L'African Growth and Opportunity Act (AGOA), en place depuis 2000, permet à 32 pays africains d'exporter plus de 1 800 produits vers les États-Unis sans droits de douane. Pour des économies comme le Lesotho, Madagascar ou le Kenya, l'AGOA est un levier crucial, notamment pour les secteurs du textile et de l'habillement.

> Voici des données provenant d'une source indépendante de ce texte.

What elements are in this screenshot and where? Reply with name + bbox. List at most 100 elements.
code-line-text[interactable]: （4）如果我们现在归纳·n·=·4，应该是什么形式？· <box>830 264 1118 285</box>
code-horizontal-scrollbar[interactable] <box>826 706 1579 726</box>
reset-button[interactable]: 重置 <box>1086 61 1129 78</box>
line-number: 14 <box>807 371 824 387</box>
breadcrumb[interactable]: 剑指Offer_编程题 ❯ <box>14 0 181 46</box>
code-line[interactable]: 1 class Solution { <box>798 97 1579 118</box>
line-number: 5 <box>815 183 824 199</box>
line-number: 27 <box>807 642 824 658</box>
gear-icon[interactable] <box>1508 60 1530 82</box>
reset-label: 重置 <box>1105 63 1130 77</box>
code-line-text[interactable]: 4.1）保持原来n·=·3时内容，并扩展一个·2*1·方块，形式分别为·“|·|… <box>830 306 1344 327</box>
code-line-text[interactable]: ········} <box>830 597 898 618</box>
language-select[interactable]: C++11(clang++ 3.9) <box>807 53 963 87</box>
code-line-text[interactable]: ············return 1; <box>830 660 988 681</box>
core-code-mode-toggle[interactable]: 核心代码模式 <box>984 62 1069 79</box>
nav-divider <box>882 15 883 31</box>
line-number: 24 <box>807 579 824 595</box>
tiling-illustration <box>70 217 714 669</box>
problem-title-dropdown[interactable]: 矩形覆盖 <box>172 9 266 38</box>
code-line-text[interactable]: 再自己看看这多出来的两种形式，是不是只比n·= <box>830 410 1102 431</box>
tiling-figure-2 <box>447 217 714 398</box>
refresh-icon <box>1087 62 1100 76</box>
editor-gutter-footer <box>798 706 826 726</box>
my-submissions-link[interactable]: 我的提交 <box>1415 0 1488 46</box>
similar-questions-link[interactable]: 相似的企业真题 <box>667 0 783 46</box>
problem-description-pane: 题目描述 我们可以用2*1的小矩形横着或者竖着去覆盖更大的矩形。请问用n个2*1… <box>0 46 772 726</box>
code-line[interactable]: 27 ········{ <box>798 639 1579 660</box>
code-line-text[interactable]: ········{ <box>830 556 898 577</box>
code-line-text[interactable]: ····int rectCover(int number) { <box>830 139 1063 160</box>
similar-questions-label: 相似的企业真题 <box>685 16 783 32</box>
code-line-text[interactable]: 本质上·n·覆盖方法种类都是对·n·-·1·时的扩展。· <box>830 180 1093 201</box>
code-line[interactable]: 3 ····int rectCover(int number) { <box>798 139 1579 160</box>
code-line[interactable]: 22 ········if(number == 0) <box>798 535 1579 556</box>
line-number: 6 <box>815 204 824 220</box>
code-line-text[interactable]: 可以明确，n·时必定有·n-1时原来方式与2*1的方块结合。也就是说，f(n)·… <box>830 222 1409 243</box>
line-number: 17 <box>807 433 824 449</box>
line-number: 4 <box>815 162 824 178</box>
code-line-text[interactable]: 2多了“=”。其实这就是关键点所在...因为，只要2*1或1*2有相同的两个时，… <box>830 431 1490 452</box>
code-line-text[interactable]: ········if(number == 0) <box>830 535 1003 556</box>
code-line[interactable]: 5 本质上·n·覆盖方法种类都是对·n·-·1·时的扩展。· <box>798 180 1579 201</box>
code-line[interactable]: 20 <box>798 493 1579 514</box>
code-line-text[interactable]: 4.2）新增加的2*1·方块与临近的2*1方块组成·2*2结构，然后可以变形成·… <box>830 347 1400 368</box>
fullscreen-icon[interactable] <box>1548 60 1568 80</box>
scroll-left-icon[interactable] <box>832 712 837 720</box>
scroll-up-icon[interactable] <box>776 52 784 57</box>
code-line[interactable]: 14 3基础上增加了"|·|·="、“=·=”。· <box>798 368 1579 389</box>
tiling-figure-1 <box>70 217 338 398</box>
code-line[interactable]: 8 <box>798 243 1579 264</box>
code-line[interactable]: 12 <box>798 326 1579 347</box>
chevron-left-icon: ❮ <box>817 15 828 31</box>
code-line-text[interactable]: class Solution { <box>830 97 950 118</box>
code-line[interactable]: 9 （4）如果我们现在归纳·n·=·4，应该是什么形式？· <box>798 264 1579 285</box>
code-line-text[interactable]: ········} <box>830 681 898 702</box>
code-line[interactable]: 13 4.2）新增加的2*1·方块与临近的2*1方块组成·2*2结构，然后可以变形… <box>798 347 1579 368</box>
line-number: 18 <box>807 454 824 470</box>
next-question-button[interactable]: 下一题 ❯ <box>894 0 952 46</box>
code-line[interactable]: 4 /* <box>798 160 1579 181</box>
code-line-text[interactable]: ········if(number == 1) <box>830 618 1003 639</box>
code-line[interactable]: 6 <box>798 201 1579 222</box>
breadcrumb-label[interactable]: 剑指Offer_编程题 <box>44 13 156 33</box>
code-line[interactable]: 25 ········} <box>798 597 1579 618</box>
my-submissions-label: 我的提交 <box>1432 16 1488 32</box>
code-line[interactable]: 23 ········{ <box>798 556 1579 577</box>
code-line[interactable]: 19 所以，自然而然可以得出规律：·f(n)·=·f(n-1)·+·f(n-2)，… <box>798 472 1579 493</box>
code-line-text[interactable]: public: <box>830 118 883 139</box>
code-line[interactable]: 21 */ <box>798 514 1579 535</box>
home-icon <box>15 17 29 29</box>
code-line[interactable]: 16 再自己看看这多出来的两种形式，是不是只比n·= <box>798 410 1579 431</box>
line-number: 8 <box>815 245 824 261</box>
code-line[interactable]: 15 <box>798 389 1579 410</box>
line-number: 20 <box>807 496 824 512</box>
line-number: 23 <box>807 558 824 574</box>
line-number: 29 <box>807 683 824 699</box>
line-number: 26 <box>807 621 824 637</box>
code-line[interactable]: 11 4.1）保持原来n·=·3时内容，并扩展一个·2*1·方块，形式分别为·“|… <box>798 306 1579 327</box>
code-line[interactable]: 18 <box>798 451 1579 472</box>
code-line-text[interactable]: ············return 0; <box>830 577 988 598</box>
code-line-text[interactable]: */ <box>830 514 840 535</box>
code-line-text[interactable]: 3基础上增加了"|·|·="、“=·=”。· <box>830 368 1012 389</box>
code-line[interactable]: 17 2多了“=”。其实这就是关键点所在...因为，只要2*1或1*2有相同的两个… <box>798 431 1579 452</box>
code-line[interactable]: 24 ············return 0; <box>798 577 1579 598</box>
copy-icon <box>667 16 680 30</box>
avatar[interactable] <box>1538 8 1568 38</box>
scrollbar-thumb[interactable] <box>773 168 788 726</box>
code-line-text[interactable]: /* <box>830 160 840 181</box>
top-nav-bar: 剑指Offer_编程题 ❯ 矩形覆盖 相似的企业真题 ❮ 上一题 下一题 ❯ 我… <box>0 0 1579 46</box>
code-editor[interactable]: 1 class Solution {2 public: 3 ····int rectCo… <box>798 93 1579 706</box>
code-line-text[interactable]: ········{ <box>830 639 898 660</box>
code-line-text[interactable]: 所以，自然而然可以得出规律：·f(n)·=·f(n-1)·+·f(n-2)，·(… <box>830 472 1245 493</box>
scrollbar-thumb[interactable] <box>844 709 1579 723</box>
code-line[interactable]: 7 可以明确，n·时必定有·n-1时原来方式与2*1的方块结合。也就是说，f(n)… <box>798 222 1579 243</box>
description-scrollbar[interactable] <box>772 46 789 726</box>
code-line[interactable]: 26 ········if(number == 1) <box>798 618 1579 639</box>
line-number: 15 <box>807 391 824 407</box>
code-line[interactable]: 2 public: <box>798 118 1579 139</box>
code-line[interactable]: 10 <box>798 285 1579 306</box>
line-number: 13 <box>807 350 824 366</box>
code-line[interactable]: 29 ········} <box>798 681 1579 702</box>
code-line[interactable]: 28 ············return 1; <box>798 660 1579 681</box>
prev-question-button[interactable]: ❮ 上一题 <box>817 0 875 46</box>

En 2023, les exportations africaines vers les États-Unis dans le cadre de l'AGOA ont atteint près de 10 milliards de dollars. Mais sans renouvellement, les pays concernés seraient soumis aux tarifs standards de l'OMC, beaucoup plus élevés. Par exemple, le Kenya verrait ses droits de douane tripler, de 10 % à 28 %, et Madagascar les siens doubler à 23 %.
L'ONU alerte sur cette hausse tarifaire brutale qui mettrait en péril la compétitivité de nombreux exportateurs africains et pourrait affaiblir des économies déjà fragiles, à un moment où la concurrence mondiale s'intensifie. La Zone de libre-échange continentale africaine est présentée comme une alternative de long terme, mais elle ne compensera pas à court terme la perte de l'AGOA.